A single reference genome cannot capture the full diversity within a species. Some genes are shared across all varieties, while others appear only in certain lines and influence traits such as stress tolerance, yield, or local adaptation. Pan-genomes capture this broader range of variation and help identify traits that would be missed with a single reference. These studies depend on large sample sets and substantial compute, which suits cloud based analysis.

This approach also benefits orphan and underused crops. Many regions rely on local species with limited genomic resources, and new sequencing methods now allow them to be studied with the same depth as major crops.

What These Advances Enable

Better trait discovery: Improved assemblies and more accurate variant calls lead to stronger genome-wide association studies, and better inputs for genomic selection. These insights help guide breeding for resilience and productivity.
Integration of different data layers: Modern studies often combine DNA sequences, RNA expression, epigenetic patterns, and metabolite profiles. These integrated datasets give a more complete view of how traits arise.

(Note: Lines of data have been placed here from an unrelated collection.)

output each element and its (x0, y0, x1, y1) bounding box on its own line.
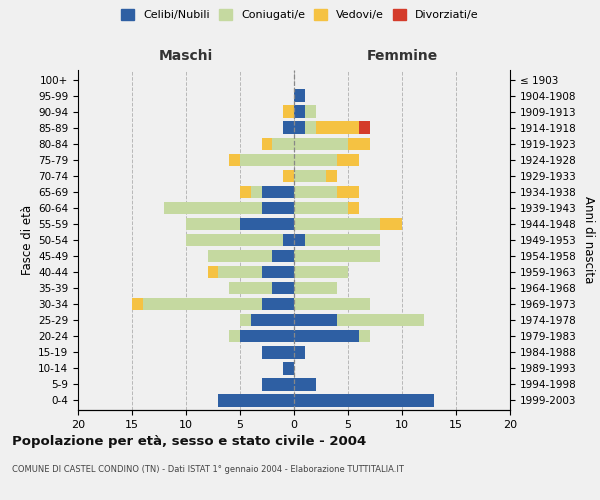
Bar (262, 138, 272, 150)
Bar (294, 250, 380, 262)
Bar (208, 266, 218, 278)
Bar (326, 170, 337, 182)
Bar (164, 202, 262, 214)
Bar (262, 186, 294, 198)
Text: Maschi: Maschi (159, 49, 213, 63)
Bar (337, 186, 359, 198)
Bar (262, 202, 294, 214)
Bar (132, 298, 143, 310)
Bar (262, 346, 294, 358)
Bar (294, 218, 380, 230)
Bar (294, 394, 434, 406)
Bar (294, 314, 337, 326)
Text: COMUNE DI CASTEL CONDINO (TN) - Dati ISTAT 1° gennaio 2004 - Elaborazione TUTTIT: COMUNE DI CASTEL CONDINO (TN) - Dati IST… (12, 465, 404, 474)
Bar (294, 154, 337, 166)
Bar (294, 298, 370, 310)
Bar (262, 266, 294, 278)
Bar (240, 154, 294, 166)
Bar (283, 234, 294, 246)
Bar (229, 330, 240, 342)
Bar (380, 218, 402, 230)
Bar (272, 138, 294, 150)
Bar (218, 394, 294, 406)
Bar (229, 282, 272, 294)
Bar (240, 186, 251, 198)
Text: Popolazione per età, sesso e stato civile - 2004: Popolazione per età, sesso e stato civil… (12, 435, 366, 448)
Bar (186, 218, 240, 230)
Bar (337, 314, 424, 326)
Y-axis label: Anni di nascita: Anni di nascita (582, 196, 595, 284)
Bar (294, 122, 305, 134)
Bar (294, 378, 316, 390)
Bar (294, 90, 305, 102)
Text: Femmine: Femmine (367, 49, 437, 63)
Bar (294, 106, 305, 118)
Bar (294, 138, 348, 150)
Bar (294, 234, 305, 246)
Bar (294, 170, 326, 182)
Bar (316, 122, 359, 134)
Bar (218, 266, 262, 278)
Bar (359, 330, 370, 342)
Bar (294, 282, 337, 294)
Bar (240, 218, 294, 230)
Bar (143, 298, 262, 310)
Bar (294, 202, 348, 214)
Bar (283, 362, 294, 374)
Bar (240, 314, 251, 326)
Bar (305, 122, 316, 134)
Bar (186, 234, 283, 246)
Bar (337, 154, 359, 166)
Bar (294, 346, 305, 358)
Legend: Celibi/Nubili, Coniugati/e, Vedovi/e, Divorziati/e: Celibi/Nubili, Coniugati/e, Vedovi/e, Di… (118, 6, 482, 24)
Bar (272, 282, 294, 294)
Bar (348, 138, 370, 150)
Bar (251, 314, 294, 326)
Bar (208, 250, 272, 262)
Bar (283, 170, 294, 182)
Bar (305, 234, 380, 246)
Bar (283, 122, 294, 134)
Bar (359, 122, 370, 134)
Bar (251, 186, 262, 198)
Bar (294, 186, 337, 198)
Bar (240, 330, 294, 342)
Bar (294, 266, 348, 278)
Bar (305, 106, 316, 118)
Bar (272, 250, 294, 262)
Bar (229, 154, 240, 166)
Bar (294, 330, 359, 342)
Bar (262, 378, 294, 390)
Y-axis label: Fasce di età: Fasce di età (21, 205, 34, 275)
Bar (262, 298, 294, 310)
Bar (348, 202, 359, 214)
Bar (283, 106, 294, 118)
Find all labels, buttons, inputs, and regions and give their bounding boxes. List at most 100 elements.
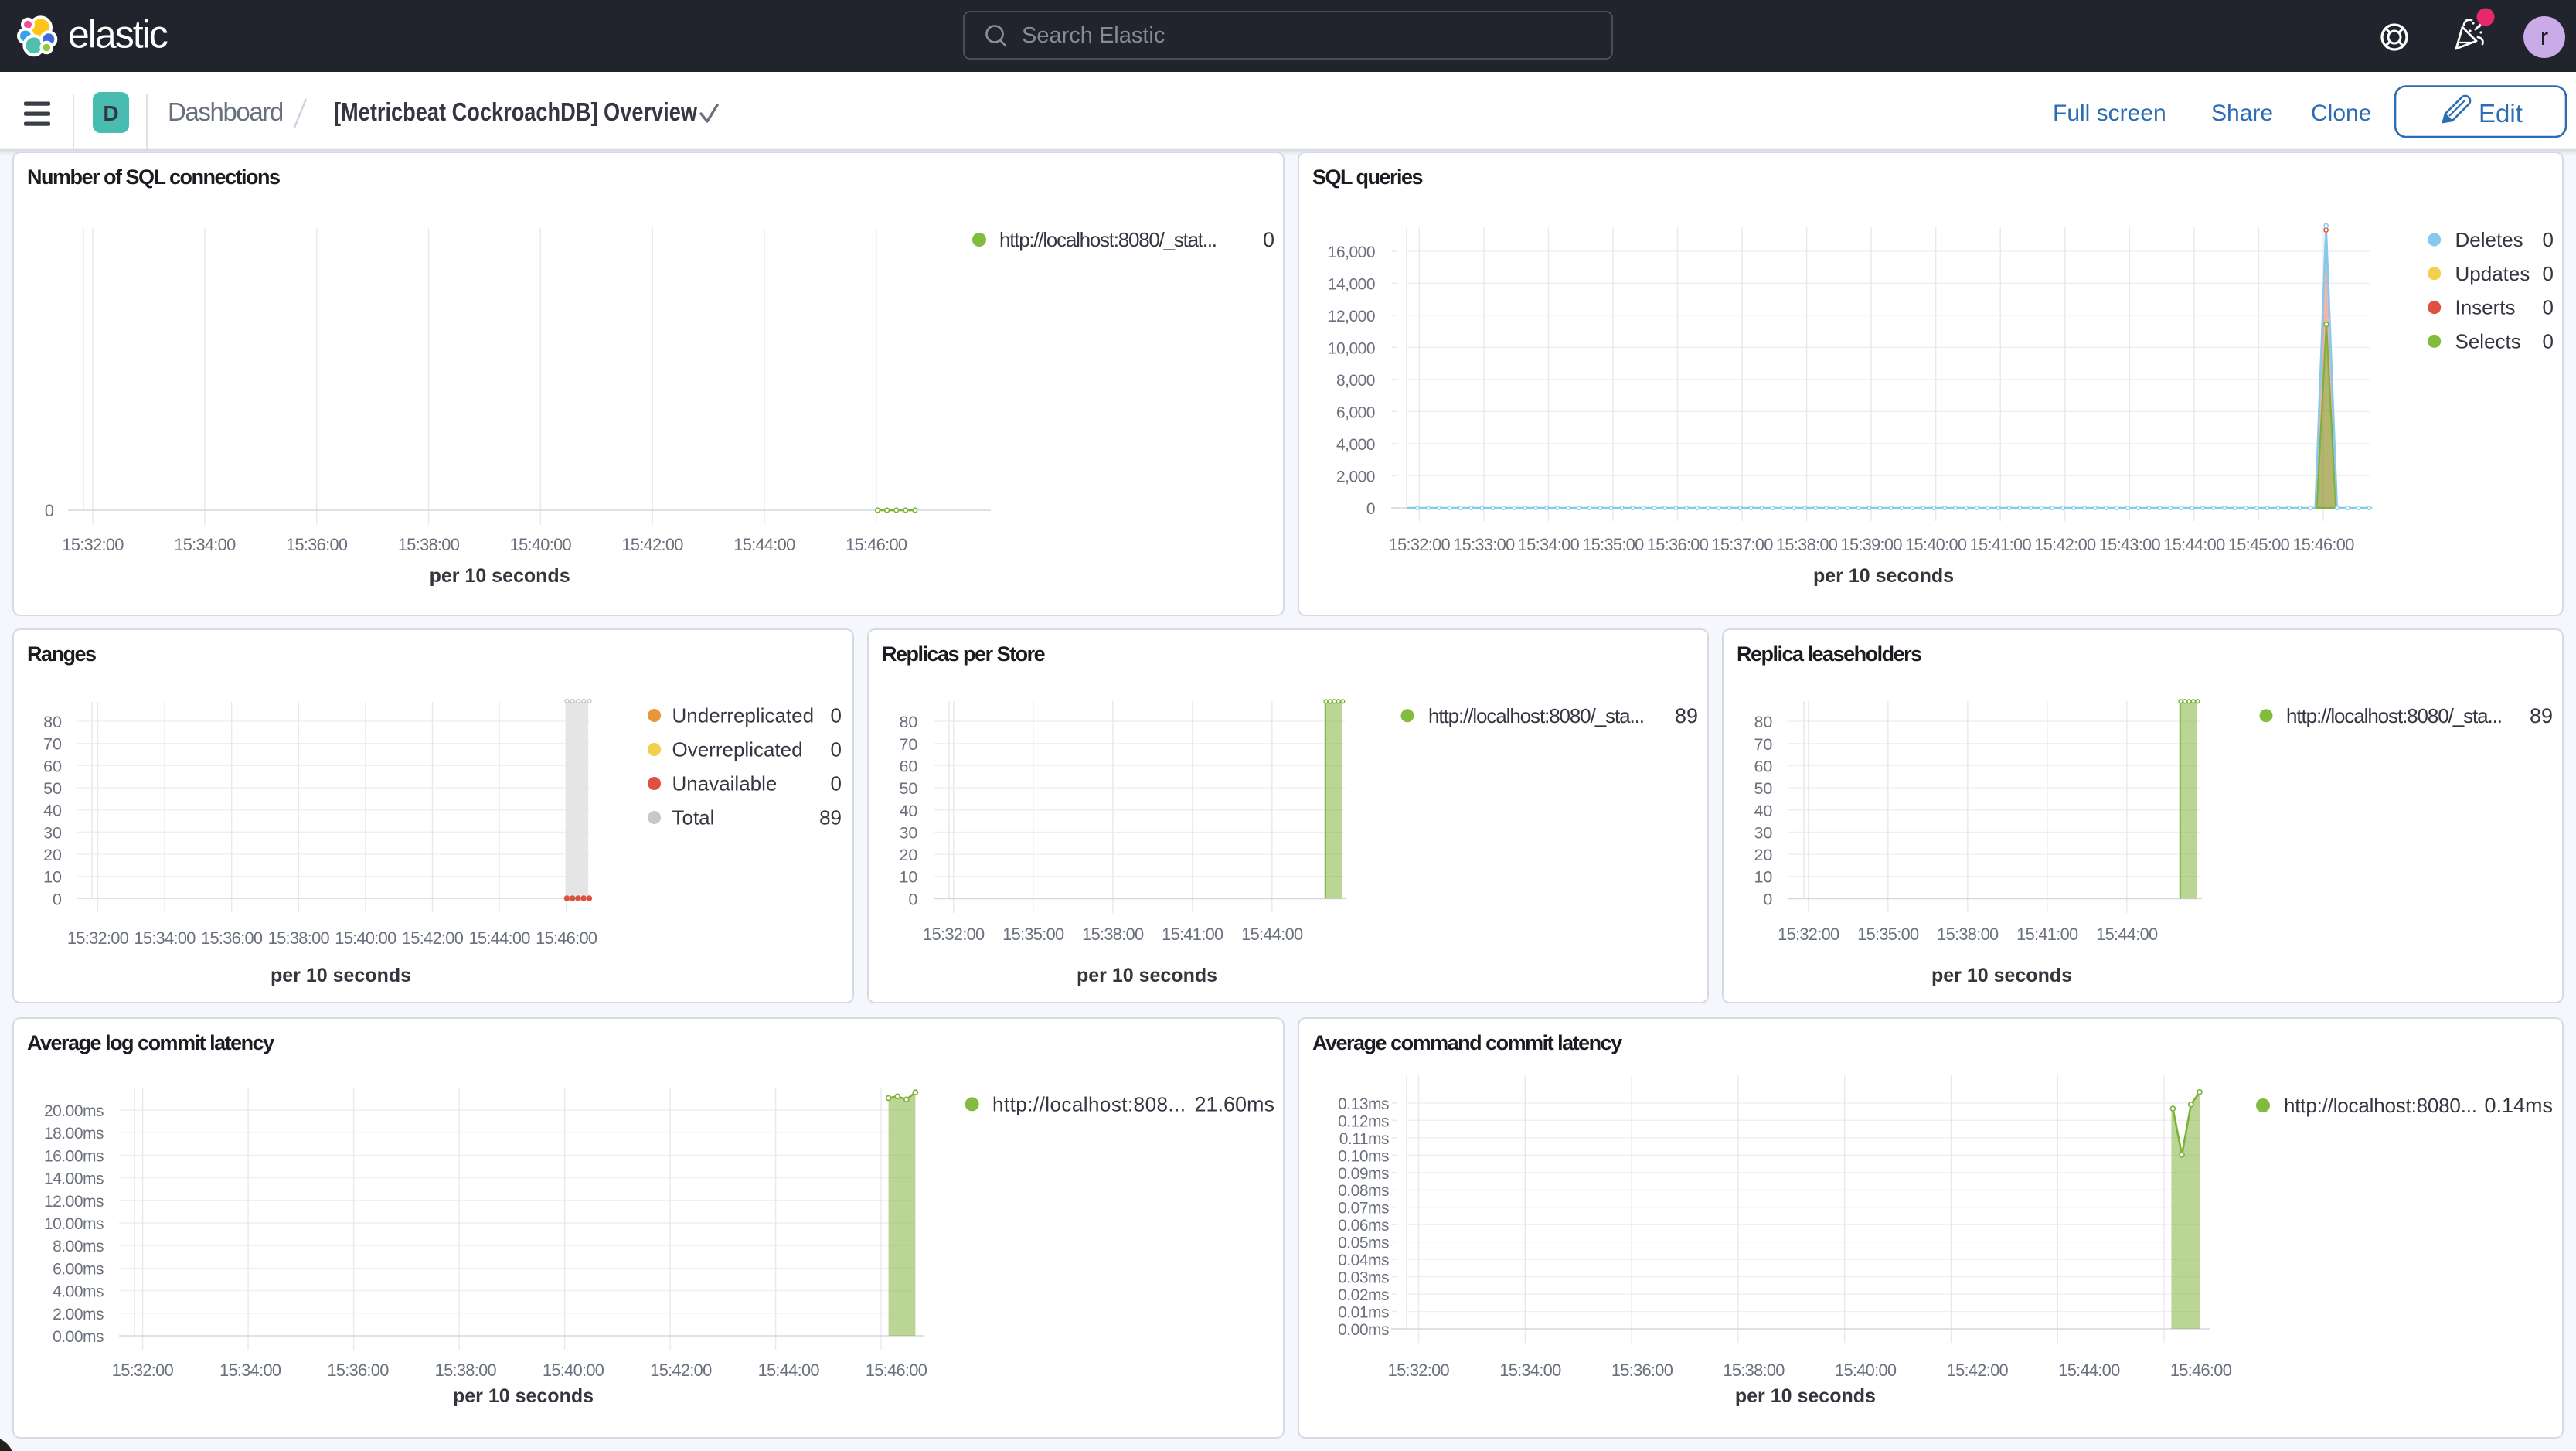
- svg-text:Number of SQL connections: Number of SQL connections: [27, 165, 280, 189]
- svg-text:15:34:00: 15:34:00: [134, 928, 196, 948]
- svg-text:12.00ms: 12.00ms: [44, 1193, 104, 1211]
- svg-text:Unavailable: Unavailable: [672, 772, 778, 795]
- svg-text:20: 20: [1754, 846, 1772, 864]
- svg-text:14.00ms: 14.00ms: [44, 1170, 104, 1188]
- svg-text:D: D: [103, 101, 118, 125]
- svg-text:0: 0: [2543, 262, 2554, 285]
- svg-text:15:38:00: 15:38:00: [1723, 1361, 1785, 1380]
- svg-text:12,000: 12,000: [1328, 308, 1375, 325]
- svg-text:0.14ms: 0.14ms: [2484, 1094, 2553, 1117]
- svg-text:40: 40: [899, 802, 917, 820]
- svg-text:20: 20: [899, 846, 917, 864]
- svg-text:15:40:00: 15:40:00: [1905, 535, 1967, 554]
- svg-text:Deletes: Deletes: [2455, 228, 2523, 251]
- svg-text:15:32:00: 15:32:00: [112, 1361, 174, 1380]
- svg-text:15:46:00: 15:46:00: [2170, 1361, 2232, 1380]
- svg-text:14,000: 14,000: [1328, 275, 1375, 293]
- svg-text:http://localhost:8080...: http://localhost:8080...: [2284, 1094, 2477, 1117]
- svg-text:15:42:00: 15:42:00: [650, 1361, 712, 1380]
- svg-text:50: 50: [899, 779, 917, 798]
- svg-text:50: 50: [43, 779, 62, 798]
- svg-text:20.00ms: 20.00ms: [44, 1102, 104, 1120]
- svg-text:15:37:00: 15:37:00: [1711, 535, 1773, 554]
- svg-text:Dashboard: Dashboard: [168, 97, 283, 126]
- svg-text:89: 89: [819, 806, 842, 829]
- svg-text:70: 70: [899, 735, 917, 754]
- svg-text:0.09ms: 0.09ms: [1338, 1165, 1389, 1183]
- svg-text:0.00ms: 0.00ms: [1338, 1321, 1389, 1339]
- svg-text:15:41:00: 15:41:00: [2016, 925, 2078, 944]
- svg-text:15:38:00: 15:38:00: [268, 928, 330, 948]
- svg-text:15:44:00: 15:44:00: [2096, 925, 2158, 944]
- svg-text:0.03ms: 0.03ms: [1338, 1269, 1389, 1287]
- svg-text:Inserts: Inserts: [2455, 296, 2516, 319]
- svg-text:10: 10: [899, 868, 917, 887]
- svg-text:0.02ms: 0.02ms: [1338, 1286, 1389, 1304]
- svg-text:15:46:00: 15:46:00: [536, 928, 597, 948]
- svg-text:15:39:00: 15:39:00: [1841, 535, 1903, 554]
- svg-text:15:34:00: 15:34:00: [219, 1361, 281, 1380]
- svg-text:0.07ms: 0.07ms: [1338, 1200, 1389, 1218]
- svg-text:15:40:00: 15:40:00: [335, 928, 396, 948]
- svg-text:60: 60: [899, 757, 917, 775]
- svg-text:0: 0: [1763, 890, 1772, 908]
- svg-text:Average log commit latency: Average log commit latency: [27, 1031, 274, 1054]
- svg-text:40: 40: [1754, 802, 1772, 820]
- svg-text:4.00ms: 4.00ms: [53, 1283, 104, 1301]
- svg-text:15:34:00: 15:34:00: [1499, 1361, 1561, 1380]
- svg-text:15:42:00: 15:42:00: [2034, 535, 2096, 554]
- svg-text:15:36:00: 15:36:00: [327, 1361, 389, 1380]
- svg-text:Average command commit latency: Average command commit latency: [1312, 1031, 1622, 1054]
- svg-text:15:42:00: 15:42:00: [1947, 1361, 2009, 1380]
- svg-text:0: 0: [831, 704, 842, 727]
- svg-text:15:36:00: 15:36:00: [1647, 535, 1709, 554]
- svg-text:15:34:00: 15:34:00: [1518, 535, 1580, 554]
- svg-text:0.10ms: 0.10ms: [1338, 1147, 1389, 1165]
- svg-text:15:38:00: 15:38:00: [398, 535, 460, 554]
- svg-text:15:44:00: 15:44:00: [2058, 1361, 2120, 1380]
- svg-text:15:44:00: 15:44:00: [733, 535, 795, 554]
- svg-text:Replicas per Store: Replicas per Store: [882, 642, 1046, 666]
- svg-text:50: 50: [1754, 779, 1772, 798]
- svg-text:70: 70: [1754, 735, 1772, 754]
- svg-text:0.04ms: 0.04ms: [1338, 1252, 1389, 1269]
- svg-text:15:35:00: 15:35:00: [1857, 925, 1919, 944]
- svg-text:89: 89: [2530, 704, 2553, 727]
- svg-text:[Metricbeat CockroachDB] Overv: [Metricbeat CockroachDB] Overview: [334, 97, 697, 126]
- svg-text:per 10 seconds: per 10 seconds: [1931, 965, 2072, 986]
- svg-text:21.60ms: 21.60ms: [1194, 1092, 1274, 1115]
- svg-text:15:35:00: 15:35:00: [1002, 925, 1064, 944]
- svg-text:15:46:00: 15:46:00: [866, 1361, 927, 1380]
- svg-text:http://localhost:808...: http://localhost:808...: [992, 1092, 1186, 1115]
- svg-text:per 10 seconds: per 10 seconds: [1077, 965, 1217, 986]
- svg-text:Share: Share: [2211, 100, 2273, 126]
- svg-text:15:41:00: 15:41:00: [1970, 535, 2032, 554]
- svg-text:10.00ms: 10.00ms: [44, 1215, 104, 1233]
- svg-text:18.00ms: 18.00ms: [44, 1125, 104, 1143]
- svg-text:Total: Total: [672, 806, 715, 829]
- svg-text:SQL queries: SQL queries: [1312, 165, 1423, 189]
- svg-text:Selects: Selects: [2455, 329, 2521, 353]
- svg-text:0: 0: [831, 738, 842, 761]
- svg-text:15:44:00: 15:44:00: [758, 1361, 820, 1380]
- svg-text:r: r: [2540, 23, 2548, 50]
- svg-text:0.05ms: 0.05ms: [1338, 1235, 1389, 1252]
- svg-text:Ranges: Ranges: [27, 642, 96, 666]
- svg-text:80: 80: [43, 713, 62, 731]
- svg-text:15:46:00: 15:46:00: [846, 535, 907, 554]
- svg-text:15:40:00: 15:40:00: [543, 1361, 604, 1380]
- svg-text:0.11ms: 0.11ms: [1339, 1130, 1389, 1148]
- svg-text:15:32:00: 15:32:00: [1778, 925, 1839, 944]
- svg-text:0.00ms: 0.00ms: [53, 1328, 104, 1346]
- svg-text:elastic: elastic: [68, 13, 168, 56]
- svg-text:0.12ms: 0.12ms: [1338, 1112, 1389, 1130]
- svg-text:0: 0: [1366, 500, 1375, 518]
- svg-text:per 10 seconds: per 10 seconds: [430, 565, 570, 587]
- svg-text:15:36:00: 15:36:00: [201, 928, 263, 948]
- svg-text:0: 0: [908, 890, 917, 908]
- svg-text:0: 0: [53, 890, 62, 908]
- svg-text:http://localhost:8080/_sta...: http://localhost:8080/_sta...: [2286, 704, 2503, 727]
- svg-text:40: 40: [43, 802, 62, 820]
- svg-text:15:36:00: 15:36:00: [1611, 1361, 1673, 1380]
- svg-text:15:33:00: 15:33:00: [1453, 535, 1515, 554]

They also support precise gene editing with tools such as CRISPR, base editing, and prime editing.

How Strand Supports Plant Genomics Research

Our team has carried out genomics and transcriptomics studies in more than sixteen plant species over the past three years. These include fruits, vegetables, crops, millets, and even insectivorous plants. We work with newly assembled genomes, multi-omics studies, and complex datasets. This includes one of the largest plant genomes, onion, with an estimated size of 16 Gb.

We use both open source tools and our dedicated platform, Strand NGS. The platform supports DNA, RNA, and microbial sequencing data and helps run complete workflows from raw data to analysis and visualization.

RNA-Seq Analysis Phase	Strand NGS Capacities	Application in Plant Genomics
Pre-Processing & Alignment	Read/Sample filters, Align reads, Discard poorly aligned reads, Check Gene Body Coverage	Handles alignment for large genomes; crucial for managing samples with high novel events.
Variant and splicing analysis	SNP analysis - detection and advanced filters to get high confidence SNPs, Splicing analysis and Gene Fusion detection	Help uncover genetic and regulatory changes that drive key plant traits, including stress tolerance, development, and overall crop performance.
Quantification & Normalization	Quantify Gene Expression, Normalize Gene Expression, Filter genes expressed at low levels	Ensures accurate quantification for large DE comparison sets (e.g., see DEG comparison in the foxtail millet study webinar)
Advanced Statistics	Statistical tests, Confounding Variable Analysis, Correlation, Class Prediction	Facilitates complex cross-tissue (Leaf vs. Root) and cross-genotype comparisons.
Downstream Analysis, Visualization & Reporting	PCA, t-SNE, UMAP, Cluster entities/samples, volcano plots, violin plots, Gene Ontology, network and pathway analysis	Generates visually compelling and biologically informative outputs (e.g., see PCA and correlation plots in the foxtail millet study webinar).

Working With Difficult Genomes

A key strength of Strand NGS is its ability to handle complex alignment cases that often cause open-source tools to fail. For samples with a high frequency of novel events, such as onion, the platform uses a custom, scalable solution that splits, aligns, and merges reads to overcome memory and thread limitations and maintain data completeness. Ongoing updates are strengthening native support for high-novelty samples, making the platform increasingly robust for difficult plant genomes.

Our Workflow

We have built supporting infrastructure that allows these analyses to run reliably at scale. The system is designed to handle complex datasets, automate key steps, and keep variant curation clear and traceable, ensuring that results can be used confidently for downstream decision-making.